In our 21st century economy, the two-earner household is de rigor. My wife is the primary breadwinner, which allows me to pursue my passion for teaching while also nurturing our children and preparing them for the world beyond our door. We are happy with our choice. It works because we share important tasks surrounding money and each have an equal voice.
That is not the case in many households, and I worry it will not be the case in many households even as our children become adults. Raising a family in a dual-income household is hard work. To be prepared, kids today—boys and girls—need a 21st century version of that marriage tip sheet.
Key tips might be “work together” and “share information” and “compromise.” Managing relationships is one of the core competencies described by the Collaborative for Academic, Social and Emotional Learning. These skills are defined as “ability to establish and maintain healthy and rewarding relationships with diverse individuals and groups. The ability to communicate clearly, listen well, cooperate with others, resist inappropriate social pressure, negotiate conflict constructively, and seek and offer help when needed.”
Development of such emotional skills begins at a young age and occurs over time. They are important in all aspects of a union between two people, and especially useful in managing common finances. Angela Barber-Joiner holds a degree in early childhood/Montessori education and has a master’s degree in clinical mental health. I asked her how she helps kindergarten students see the world through the eyes of others?
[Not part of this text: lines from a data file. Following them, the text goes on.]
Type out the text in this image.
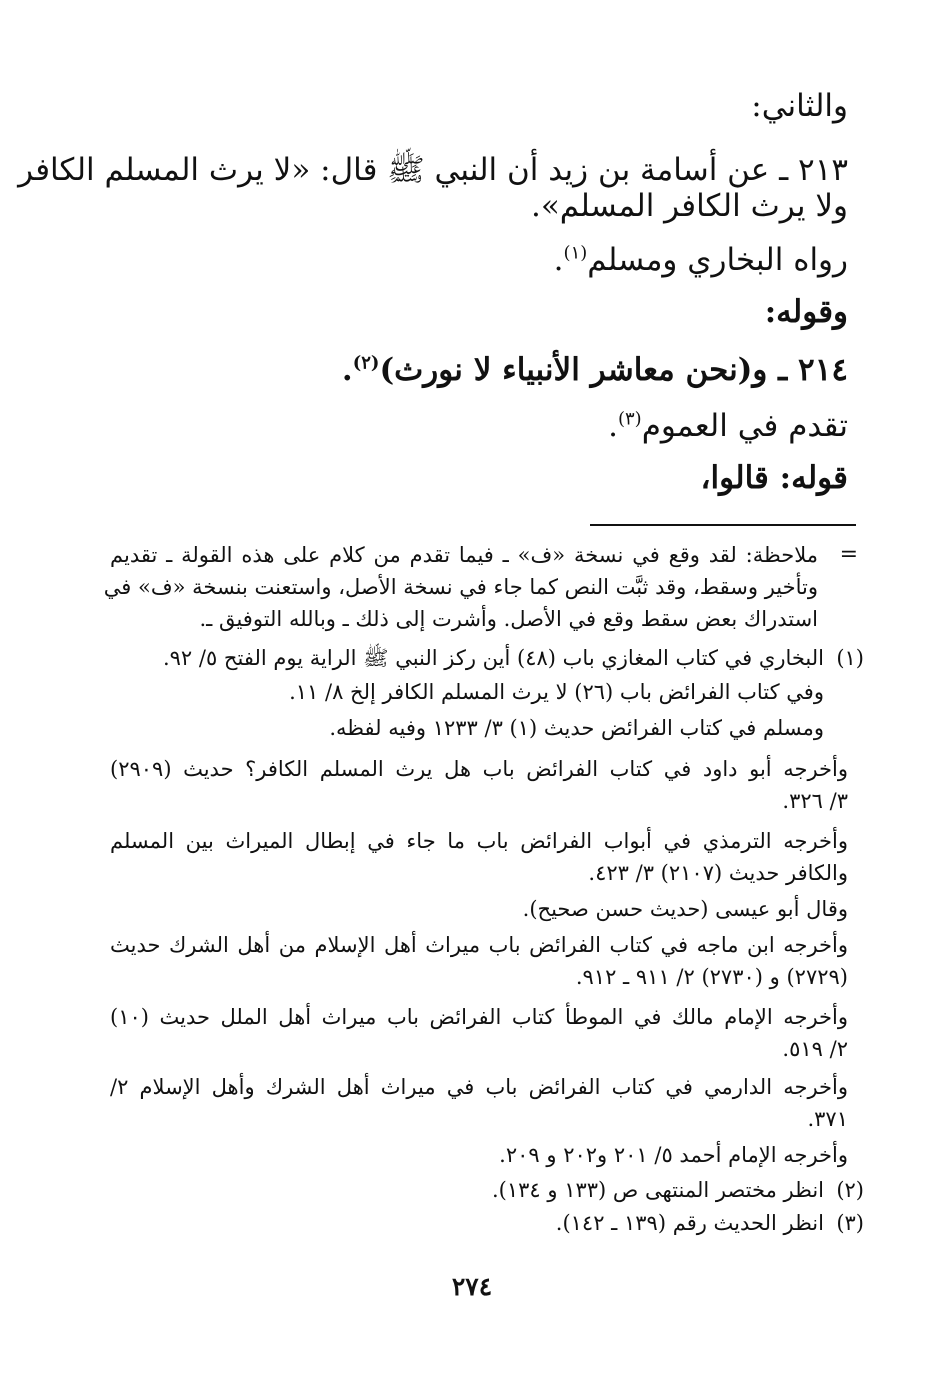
والثاني:
٢١٣ ـ عن أسامة بن زيد أن النبي ﷺ قال: «لا يرث المسلم الكافر
ولا يرث الكافر المسلم».
رواه البخاري ومسلم$^{(١)}$.
وقوله:
٢١٤ ـ و(نحن معاشر الأنبياء لا نورث)$^{(٢)}$.
تقدم في العموم$^{(٣)}$.
قوله: قالوا،
=
ملاحظة: لقد وقع في نسخة «ف» ـ فيما تقدم من كلام على هذه القولة ـ تقديم
وتأخير وسقط، وقد ثبَّت النص كما جاء في نسخة الأصل، واستعنت بنسخة «ف» في
استدراك بعض سقط وقع في الأصل. وأشرت إلى ذلك ـ وبالله التوفيق ـ.
(١)
البخاري في كتاب المغازي باب (٤٨) أين ركز النبي ﷺ الراية يوم الفتح ٥/ ٩٢.
وفي كتاب الفرائض باب (٢٦) لا يرث المسلم الكافر إلخ ٨/ ١١.
ومسلم في كتاب الفرائض حديث (١) ٣/ ١٢٣٣ وفيه لفظه.
وأخرجه أبو داود في كتاب الفرائض باب هل يرث المسلم الكافر؟ حديث (٢٩٠٩)
٣/ ٣٢٦.
وأخرجه الترمذي في أبواب الفرائض باب ما جاء في إبطال الميراث بين المسلم
والكافر حديث (٢١٠٧) ٣/ ٤٢٣.
وقال أبو عيسى (حديث حسن صحيح).
وأخرجه ابن ماجه في كتاب الفرائض باب ميراث أهل الإسلام من أهل الشرك حديث
(٢٧٢٩) و (٢٧٣٠) ٢/ ٩١١ ـ ٩١٢.
وأخرجه الإمام مالك في الموطأ كتاب الفرائض باب ميراث أهل الملل حديث (١٠)
٢/ ٥١٩.
وأخرجه الدارمي في كتاب الفرائض باب في ميراث أهل الشرك وأهل الإسلام ٢/
٣٧١.
وأخرجه الإمام أحمد ٥/ ٢٠١ و٢٠٢ و ٢٠٩.
(٢)
انظر مختصر المنتهى ص (١٣٣ و ١٣٤).
(٣)
انظر الحديث رقم (١٣٩ ـ ١٤٢).
٢٧٤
“When an intentional or unintentional situation occurs, students are asked how they feel and how do they think the other student feels,” she explained. “The conversation with students is based around awareness of self and awareness of others. Their world is very small right now. It only includes them and their immediate group of people. Allowing students the opportunity to process the incident and supporting them by coming up with solutions, helps them see how others are affected by their actions.”
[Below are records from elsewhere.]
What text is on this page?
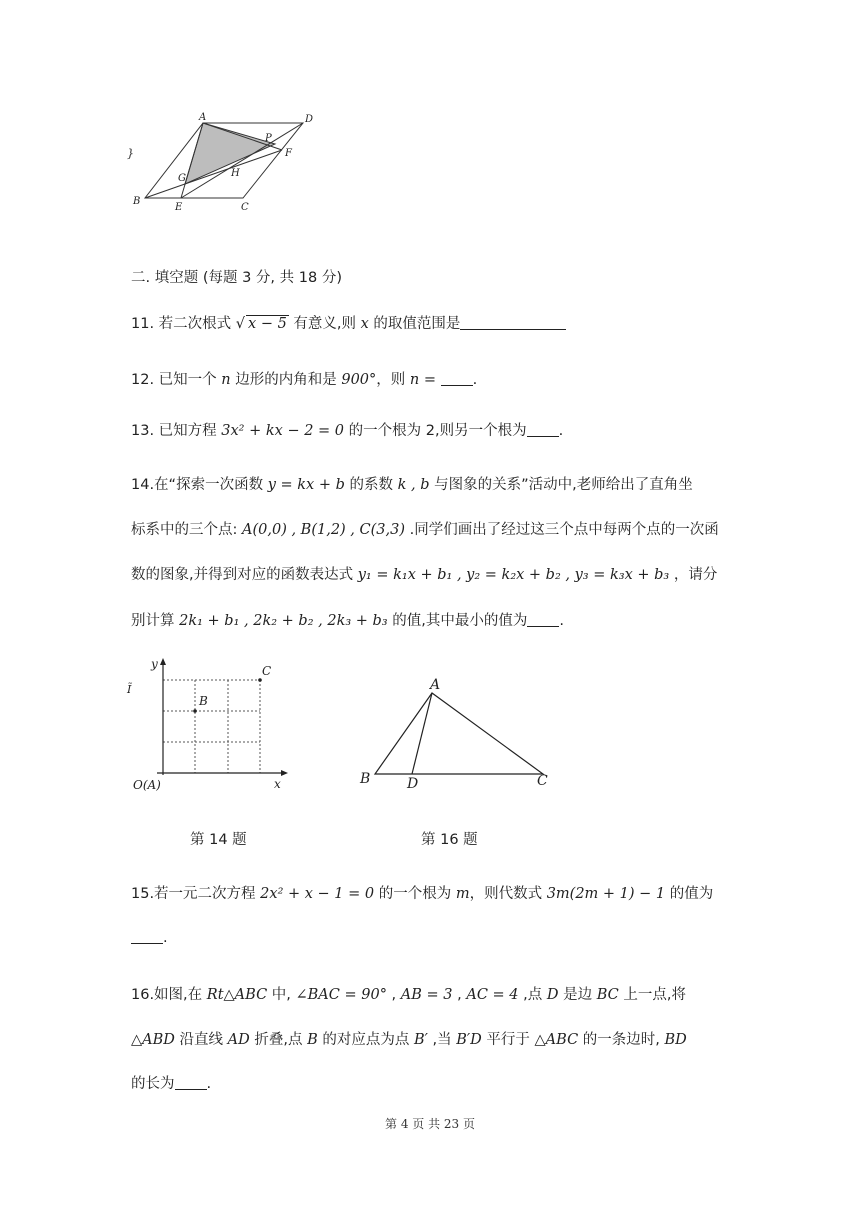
A	D
P
F
G	H
B
E	C
}
二. 填空题 (每题 3 分, 共 18 分)
11. 若二次根式 √ x − 5 有意义,则 x 的取值范围是
12. 已知一个 n 边形的内角和是 900°，则 n =	.
13. 已知方程 3x² + kx − 2 = 0 的一个根为 2,则另一个根为 .
14.在“探索一次函数 y = kx + b 的系数 k , b 与图象的关系”活动中,老师给出了直角坐
标系中的三个点: A(0,0) , B(1,2) , C(3,3) .同学们画出了经过这三个点中每两个点的一次函
数的图象,并得到对应的函数表达式 y₁ = k₁x + b₁ , y₂ = k₂x + b₂ , y₃ = k₃x + b₃ ，请分
别计算 2k₁ + b₁ , 2k₂ + b₂ , 2k₃ + b₃ 的值,其中最小的值为 .
y
x
O(A)
B
C
Ĩ	A
B	D	C
第 14 题	第 16 题
15.若一元二次方程 2x² + x − 1 = 0 的一个根为 m，则代数式 3m(2m + 1) − 1 的值为
.
16.如图,在 Rt△ABC 中, ∠BAC = 90° , AB = 3 , AC = 4 ,点 D 是边 BC 上一点,将
△ABD 沿直线 AD 折叠,点 B 的对应点为点 B′ ,当 B′D 平行于 △ABC 的一条边时, BD
的长为 .
第 4 页 共 23 页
One in three adults with combined finances admit to financial infidelity, according to a survey from the National Endowment for Financial Education. When financial deceptions occur, 76% say it strains the relationship. Disagreements over money are the strongest predictor of divorce. The point here is that it isn’t enough to just teach how money works; we have to teach how to talk about it too.
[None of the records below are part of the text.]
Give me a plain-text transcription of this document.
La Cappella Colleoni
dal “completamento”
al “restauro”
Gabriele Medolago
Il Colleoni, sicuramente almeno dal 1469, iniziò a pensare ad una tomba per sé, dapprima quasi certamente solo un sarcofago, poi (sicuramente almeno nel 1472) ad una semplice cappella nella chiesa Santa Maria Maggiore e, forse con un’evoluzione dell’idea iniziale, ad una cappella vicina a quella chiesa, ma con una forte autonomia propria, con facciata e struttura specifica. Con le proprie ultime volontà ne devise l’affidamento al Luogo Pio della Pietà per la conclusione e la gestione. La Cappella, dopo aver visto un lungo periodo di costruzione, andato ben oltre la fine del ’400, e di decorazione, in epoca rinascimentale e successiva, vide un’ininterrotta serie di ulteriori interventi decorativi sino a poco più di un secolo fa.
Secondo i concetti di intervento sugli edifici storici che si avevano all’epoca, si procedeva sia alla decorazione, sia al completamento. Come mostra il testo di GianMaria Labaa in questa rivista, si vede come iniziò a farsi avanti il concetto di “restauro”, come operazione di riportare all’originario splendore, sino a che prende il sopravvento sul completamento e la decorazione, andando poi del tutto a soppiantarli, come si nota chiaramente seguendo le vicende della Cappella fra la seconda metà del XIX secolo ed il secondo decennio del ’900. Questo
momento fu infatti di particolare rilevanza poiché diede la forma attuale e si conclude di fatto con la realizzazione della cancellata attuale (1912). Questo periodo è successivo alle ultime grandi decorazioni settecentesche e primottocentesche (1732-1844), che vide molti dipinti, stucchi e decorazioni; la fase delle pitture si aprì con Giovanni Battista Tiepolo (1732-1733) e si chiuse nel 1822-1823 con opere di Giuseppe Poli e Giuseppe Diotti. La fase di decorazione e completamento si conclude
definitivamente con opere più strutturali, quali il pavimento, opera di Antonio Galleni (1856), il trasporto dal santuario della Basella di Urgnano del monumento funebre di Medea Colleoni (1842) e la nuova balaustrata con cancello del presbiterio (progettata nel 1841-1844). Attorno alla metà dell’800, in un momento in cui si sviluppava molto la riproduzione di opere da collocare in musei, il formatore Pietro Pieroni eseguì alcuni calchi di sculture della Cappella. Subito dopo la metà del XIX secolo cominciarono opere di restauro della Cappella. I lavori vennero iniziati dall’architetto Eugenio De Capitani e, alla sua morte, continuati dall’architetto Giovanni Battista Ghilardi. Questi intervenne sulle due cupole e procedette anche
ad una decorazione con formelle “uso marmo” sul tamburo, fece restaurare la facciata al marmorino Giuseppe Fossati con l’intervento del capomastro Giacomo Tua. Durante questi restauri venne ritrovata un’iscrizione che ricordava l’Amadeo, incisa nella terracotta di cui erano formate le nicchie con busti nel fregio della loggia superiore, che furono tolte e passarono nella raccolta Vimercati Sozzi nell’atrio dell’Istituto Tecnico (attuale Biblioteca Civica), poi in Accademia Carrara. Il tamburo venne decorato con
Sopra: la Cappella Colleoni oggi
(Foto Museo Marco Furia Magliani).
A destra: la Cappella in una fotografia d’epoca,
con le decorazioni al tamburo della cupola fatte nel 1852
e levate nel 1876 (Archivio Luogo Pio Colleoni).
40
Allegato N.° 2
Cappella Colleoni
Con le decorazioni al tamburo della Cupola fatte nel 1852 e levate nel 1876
With this in mind, I am now putting together a lesson for my class that I will share broadly—via NextGen Personal Finance and the Council for Economic Education—when it is complete. It will involve an assignment that integrates career exploration, family planning, household budgeting, the costs of raising a child, advice on how to talk about money with a life partner, and questions to ask a financial planner before taking vows. Students will be assigned partners and “married” based on core values uncovered through the NEFE Life Values Quiz, which helps people identify what drives their financial decisions.
They will have to make every financial decision together—and nowhere will they be asked to “touch up your make-up, put a ribbon in your hair and be fresh looking.” We’ve come a long way but have much further to go.